One of the most fun game sessions I ever had was when the entire table went wild paying tribute to Star Wars. This was something the whole table bonded over, while at the same time expressing the frustrations we had with the franchise — like its issues with gender or the narrow-minded orthodoxies of what is canonically Jedi philosophy — and things we wanted to see changed. This is an example of transformative fandom, and one of the most exciting aspects of it is how well we threw ourselves into the project of re-imagining things we loved out of a love for it.
Fans paying tribute to something they love is a powerful thing, and it is the same creative generosity that has driven so much creativity in the TTRPG scene.
Day 6: Forest
The Root RPG is possibly one of the most promising new games I have seen released. It is based on the popular board game by Leder games. It is set in a forest, and follows anthropomorphised animals who are ‘vagabonds’ on the run from a tyrannical society, working for or against different factions in their setting. I love its The Wind in the Willows-style setting, and its anti-authoritarian, anti-establishment setting where the player-characters are different flavours of rogues. My go-to beginner’s RPG of choice is currently a toss-up between Root and Quest, with the latter having the edge because of how deeply accessibility to beginners is embedded within its mechanics and presentation.
But that is not to say Root is not without its unique advantages for a beginner’s RPG: it is a Powered by the Apocalypse game, which makes it very easily teachable as every move’s script is clear and self-explanatory. It is also a fairly complex system, with many different mechanics like equipment durability, different forms of harm, and reputation with competing factions, that synergise really well. But most importantly, it has political and ethical questions about power and justice embedded within it. It is a great beginner RPG for people who wouldn’t mind complexity.

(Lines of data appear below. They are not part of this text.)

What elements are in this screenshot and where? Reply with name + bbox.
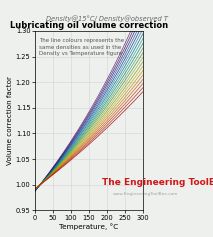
Text: Density@15°C/ Density@observed T: Density@15°C/ Density@observed T [46, 15, 167, 22]
Y-axis label: Volume correction factor: Volume correction factor [7, 76, 13, 165]
Text: The Engineering ToolBox: The Engineering ToolBox [102, 178, 213, 187]
Title: Lubricating oil volume correction: Lubricating oil volume correction [10, 21, 168, 30]
Text: The line colours represents the
same densities as used in the
Density vs Tempera: The line colours represents the same den… [39, 38, 124, 56]
X-axis label: Temperature, °C: Temperature, °C [59, 223, 118, 230]
Text: www.EngineeringToolBox.com: www.EngineeringToolBox.com [113, 192, 178, 196]
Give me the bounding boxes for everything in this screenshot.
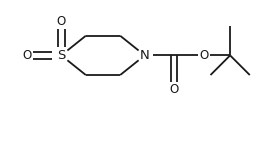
Text: O: O (57, 15, 66, 28)
Text: S: S (57, 49, 66, 62)
Text: O: O (22, 49, 31, 62)
Text: O: O (170, 83, 179, 96)
Text: N: N (140, 49, 149, 62)
Text: O: O (199, 49, 208, 62)
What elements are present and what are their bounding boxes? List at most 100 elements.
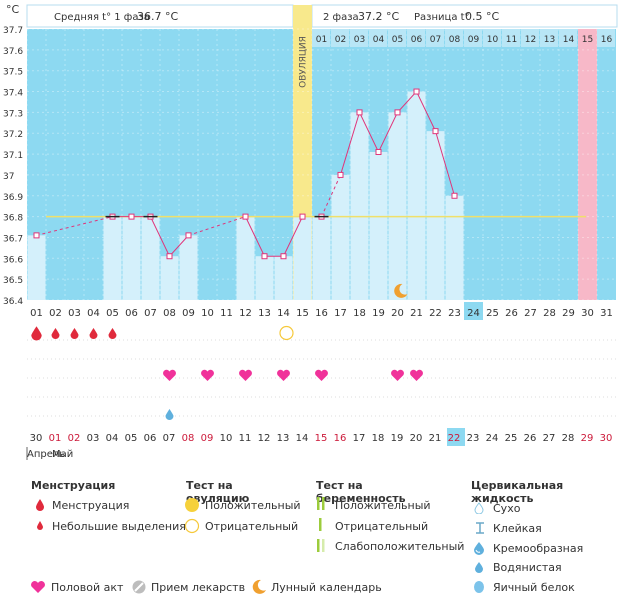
y-unit-label: °C <box>6 3 20 16</box>
day-number: 19 <box>372 308 385 319</box>
y-tick-label: 36.9 <box>3 193 23 203</box>
phase2-day-cell <box>578 29 596 47</box>
temp-line-segment <box>321 174 341 217</box>
legend-medication: Прием лекарств <box>151 581 246 594</box>
y-tick-label: 37.5 <box>3 68 23 78</box>
legend-cervical-dry: Сухо <box>493 502 521 515</box>
day-number: 21 <box>410 308 423 319</box>
calendar-date: 24 <box>486 433 499 444</box>
phase2-day-cell <box>502 29 520 47</box>
calendar-date: 27 <box>543 433 556 444</box>
phase2-day-cell <box>521 29 539 47</box>
intercourse-heart-icon <box>31 581 45 593</box>
temp-point <box>242 213 249 220</box>
day-number: 28 <box>543 308 556 319</box>
phase2-day-label: 11 <box>506 35 517 45</box>
calendar-date: 02 <box>68 433 81 444</box>
phase2-day-cell <box>407 29 425 47</box>
day-number: 15 <box>296 308 309 319</box>
calendar-date: 25 <box>505 433 518 444</box>
temp-bar <box>179 235 198 300</box>
calendar-date: 18 <box>372 433 385 444</box>
temp-bar <box>141 216 160 300</box>
phase2-day-label: 06 <box>411 35 423 45</box>
legend-ovulation-negative: Отрицательный <box>205 520 299 533</box>
legend-cervical-eggwhite: Яичный белок <box>493 581 575 594</box>
temp-bar <box>274 256 293 300</box>
legend-menstruation-title: Менструация <box>31 479 116 492</box>
ovulation-test-negative-icon <box>279 325 294 341</box>
current-date-box <box>447 428 465 446</box>
phase2-day-label: 04 <box>373 35 385 45</box>
legend-pregnancy-test-title: Тест на беременность <box>316 479 406 505</box>
temp-bar <box>27 235 46 300</box>
legend-intercourse: Половой акт <box>51 581 124 594</box>
phase2-day-cell <box>597 29 615 47</box>
day-number: 06 <box>125 308 138 319</box>
phase2-value: 37.2 °C <box>358 10 399 23</box>
calendar-date: 28 <box>562 433 575 444</box>
y-tick-label: 37.7 <box>3 26 23 36</box>
day-number: 27 <box>524 308 537 319</box>
cervical-creamy-icon <box>474 542 484 555</box>
phase2-day-label: 03 <box>354 35 365 45</box>
day-number: 04 <box>87 308 100 319</box>
day-number: 25 <box>486 308 499 319</box>
temp-bar <box>255 256 274 300</box>
calendar-date: 14 <box>296 433 309 444</box>
calendar-date: 30 <box>30 433 43 444</box>
cervical-watery-icon <box>475 562 483 573</box>
phase2-day-cell <box>369 29 387 47</box>
day-number: 10 <box>201 308 214 319</box>
temp-line-segment <box>188 216 246 236</box>
temp-point <box>394 109 401 116</box>
y-tick-label: 37.4 <box>3 89 23 99</box>
month-label-may: Май <box>52 449 73 460</box>
intercourse-heart-icon <box>239 369 252 381</box>
calendar-date: 20 <box>410 433 423 444</box>
ovulation-label: ОВУЛЯЦИЯ <box>299 36 309 88</box>
cervical-dry-icon <box>474 502 484 514</box>
day-number: 12 <box>239 308 252 319</box>
y-tick-label: 37.6 <box>3 47 23 57</box>
y-tick-label: 37.2 <box>3 130 23 140</box>
day-number: 31 <box>600 308 613 319</box>
calendar-date: 03 <box>87 433 100 444</box>
menstruation-drop-icon <box>89 328 98 339</box>
intercourse-heart-icon <box>201 369 214 381</box>
day-number: 11 <box>220 308 233 319</box>
phase2-day-label: 13 <box>544 35 555 45</box>
intercourse-heart-icon <box>315 369 328 381</box>
day-number: 26 <box>505 308 518 319</box>
cervical-eggwhite-icon <box>474 581 484 593</box>
y-tick-label: 37.1 <box>3 151 23 161</box>
calendar-date: 01 <box>49 433 62 444</box>
menstruation-drop-icon <box>70 328 79 339</box>
calendar-date: 29 <box>581 433 594 444</box>
bbt-chart: °C Средняя t° 1 фаза 36.7 °C 2 фаза 37.2… <box>3 3 618 460</box>
phase2-day-label: 05 <box>392 35 403 45</box>
temp-point <box>432 128 439 135</box>
y-tick-label: 36.5 <box>3 276 23 286</box>
pregnancy-negative-icon <box>319 518 322 531</box>
day-number: 22 <box>429 308 442 319</box>
temp-bar <box>160 256 179 300</box>
menstruation-drop-icon <box>108 328 117 339</box>
phase2-day-label: 02 <box>335 35 346 45</box>
ovulation-negative-icon <box>184 518 200 534</box>
month-label-april: Апрель <box>27 449 65 460</box>
temp-bar <box>122 216 141 300</box>
phase1-value: 36.7 °C <box>137 10 178 23</box>
temp-point <box>280 253 287 260</box>
phase2-day-cell <box>464 29 482 47</box>
temp-point <box>166 253 173 260</box>
day-number: 20 <box>391 308 404 319</box>
calendar-date: 13 <box>277 433 290 444</box>
temp-point <box>356 109 363 116</box>
calendar-date: 19 <box>391 433 404 444</box>
phase2-day-label: 14 <box>563 35 575 45</box>
calendar-date: 26 <box>524 433 537 444</box>
day-number: 18 <box>353 308 366 319</box>
medication-pill-icon <box>132 580 146 594</box>
calendar-date: 12 <box>258 433 271 444</box>
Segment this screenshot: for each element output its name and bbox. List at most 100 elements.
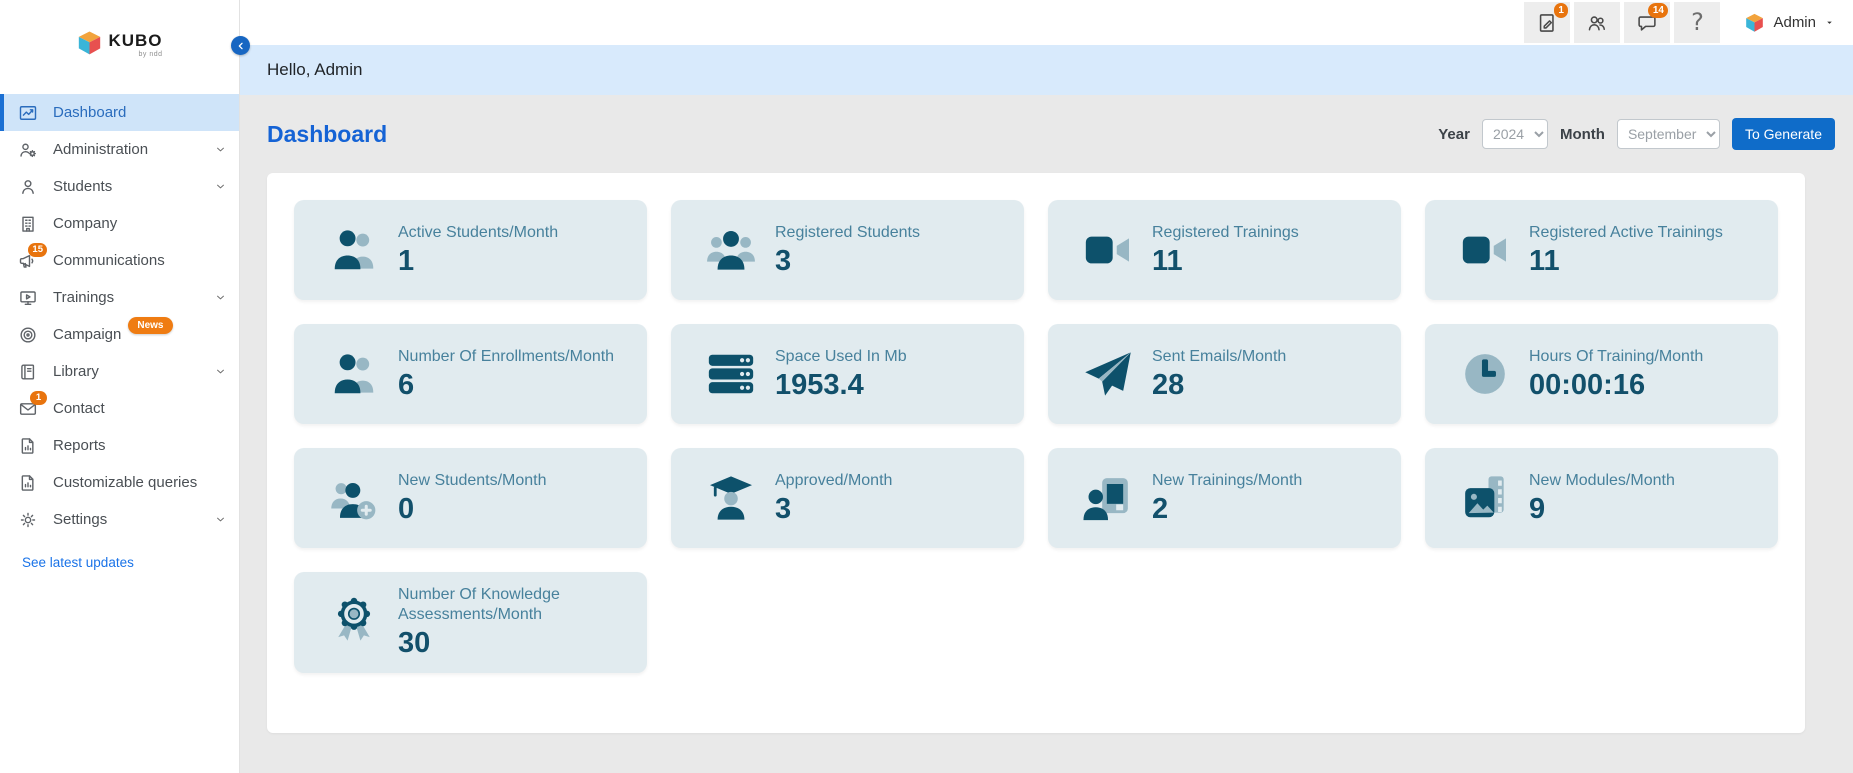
stat-card-registered-active-trainings: Registered Active Trainings 11 [1425,200,1778,300]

Besides, the forest theme is what really sells it for me. I love how textured its world is, and how the game gives GMs resources to generate the many denizens of the woods. As an RPG, it does a great job of bringing a forest to life.
Day 7: Couple
One of my friends who got married last year was the kind of person who loved very dramatic parlour games. We would play Consequences with the house rule that we would have to re-enact the final mad-lib we got. They were the kind of person who would probably have loved the idea of a TRPG.
As a wedding present, I got them and their spouse a copy of Fiasco, and I also wrote them a custom playset based on all of our friends and people we knew. I don’t know how many games the couple got out of it, but given the kinds of shenanigans we always saw unfold in the parlour games we played, I am sure they and their friends would love a game like Fiasco.
There is something I find especially fun about role-playing things that are especially comedic, embarrassing or ridiculous, and that’s an expression of vulnerability and self-deprecation amongst people you love. I’m far more willing to play a bungling, incompetent character who messes everything up around people I know and trust because they’re more likely to play in the right spirit, whereas I’m more likely to play to my strengths in front of people I don’t know. But equally, there is something really special in being able to share a nerdy hobby like this with people you really like.